Later this year the company will be launching new services which include the ability to detect meter drift, real-time variance analysis to reduce losses and quiet period theft detection. These services will be provided on a variety of gauge types.


But Patrick Forsythe, managing director of Gilbarco Veeder-Root’s Wet stock Management Business Unit, says that all too often site operators do not realise what a powerful tool they have at their disposal to enhance their wet stock and risk management processes and procedures.


"Although this source of valuable data is available from the ATG at the point of impact on site, where leak and loss events actually occur, it is often overlooked," he says.

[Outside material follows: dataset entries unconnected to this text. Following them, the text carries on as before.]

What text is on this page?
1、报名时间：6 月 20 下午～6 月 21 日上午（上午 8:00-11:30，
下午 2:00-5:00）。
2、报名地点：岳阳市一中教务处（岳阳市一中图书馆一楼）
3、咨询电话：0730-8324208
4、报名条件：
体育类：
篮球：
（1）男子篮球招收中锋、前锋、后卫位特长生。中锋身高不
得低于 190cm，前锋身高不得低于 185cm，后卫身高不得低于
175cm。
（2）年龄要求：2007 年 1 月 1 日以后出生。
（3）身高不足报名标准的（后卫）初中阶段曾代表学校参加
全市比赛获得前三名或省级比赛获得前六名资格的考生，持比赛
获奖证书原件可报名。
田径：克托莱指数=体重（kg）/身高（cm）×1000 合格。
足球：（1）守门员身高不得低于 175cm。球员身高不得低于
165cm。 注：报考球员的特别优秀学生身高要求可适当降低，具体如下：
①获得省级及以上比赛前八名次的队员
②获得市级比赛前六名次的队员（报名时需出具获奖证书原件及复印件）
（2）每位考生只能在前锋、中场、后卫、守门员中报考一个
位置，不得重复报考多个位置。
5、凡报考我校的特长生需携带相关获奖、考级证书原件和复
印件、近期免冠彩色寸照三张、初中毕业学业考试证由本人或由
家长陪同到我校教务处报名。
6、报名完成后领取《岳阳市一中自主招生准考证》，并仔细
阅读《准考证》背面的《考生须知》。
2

"Additionally, the data can be utilised remotely for greater network control, either with self-managed Gilbarco Veeder-Root networkable applications, or as part of our fully managed wet stock management service."




new service from Gilbarco


To respond to the changing dynamics and challenges in our marketplace, Gilbarco Veeder-Root has formed a new Wet stock Management (WSM) Business Unit by combining its Automatic Tank Gauging (ATG), Fuel Management Services and Technical Support teams.

Led by managing director Patrick Forsythe, this new business supplies equipment to the retail and industrial markets, while at the same time providing end-to-end wet stock management solutions through a range of new and innovative services.

These services are focused on providing Gilbarco customers with increased business and operational performance by reducing fuel losses; improved environmental protection and risk reduction; on-site services; and improved logistics and scheduling through its partners.

"Our customers want solutions and to this end we have strengthened our organisation to answer their needs," says Forsythe. "We have strengthened our operational capability by integrating our technical support team and fuel management services to form a stronger support team.

"When these are combined with the onsite service teams, we will provide seamless end-to-end solutions for our customers. Our aim is to provide best in class services in the UK and mainland Europe."






The revised third edition of Design, Construction, Modification, Maintenance and Decommissioning of Filling Stations (also known as the Blue Book) was published jointly by the Energy Institute (EI) and the Association for Petroleum and Explosives Administration (APEA) in June. The latest edition has been developed under the EI’s Service Station Panel, with considerable technical input provided by the UK’s Health & Safety Executive, Environment Agency, trade associations and other organisations.

In this revision, the section covering leak containment and leak detection systems is brought up to date with the latest innovations and advancements. The guide aims to raise standards of health and safety and environmental protection by explaining the options available to site operators dependent on the level of risk and the type of tank and pipework installation. SIR-based remote monitoring is compared with alternatives such as automated alarms from tank gauges and real-time analysis makes an appearance.

The guide can be purchased from the Energy Institute or APEA.